Na etapa final dos encontros iniciados em agosto, a 4ª Conferência Nacional da Juventude trouxe para votação na plenária final as pautas selecionadas nas conferências municipais, regionais e estaduais. Débora Costa, assistente social e representante do Conselho Municipal da Juventude de Bauru, esteve na etapa nacional e conta que duas propostas levadas da conferência municipal da cidade foram aprovadas no âmbito da cultura: garantia de construção de centro culturais da juventude e de editais mais diversificados voltados para a juventude.
Assim como Carolina em relação à etapa estadual, Débora elogia a diversidade de jovens que estiverem presentes. “Uma das coisas mais interessantes nas conferências é a diversidade, a oportunidade de conhecer e debater com gente de todo lugar do Brasil. Na conferência nacional da juventude não foi diferente.
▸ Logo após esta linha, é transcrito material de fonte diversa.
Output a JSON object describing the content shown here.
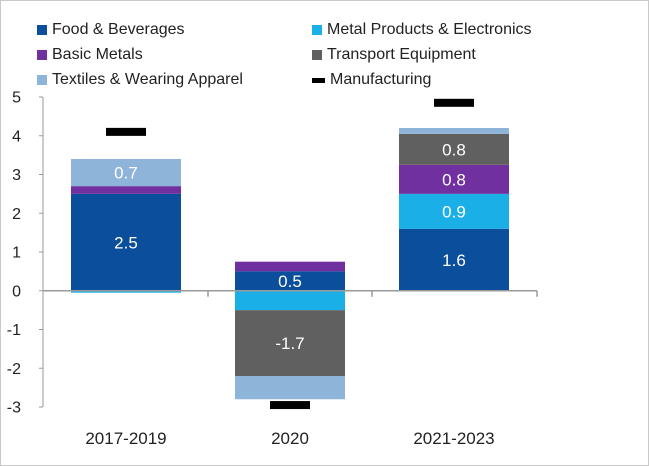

Além do Brasil inteiro estar representado, havia uma diversidade muito grande de movimentos sociais e representantes de diferentes opiniões que agregaram muito ao debate e à construção das propostas”, afirma.
Com mobilização e participação das diversas juventudes brasileiras, as etapas prévias da Conferência alcançaram mais de 250 mil jovens. Ao todo, 1.535 cidades realizaram conferências municipais, alcançando cerca de 1.800 municípios brasileiros, de acordo com o site da Conferência. O fórum foi retomado após oito anos da 3ª Conferência Nacional da Juventude, realizada em 2015.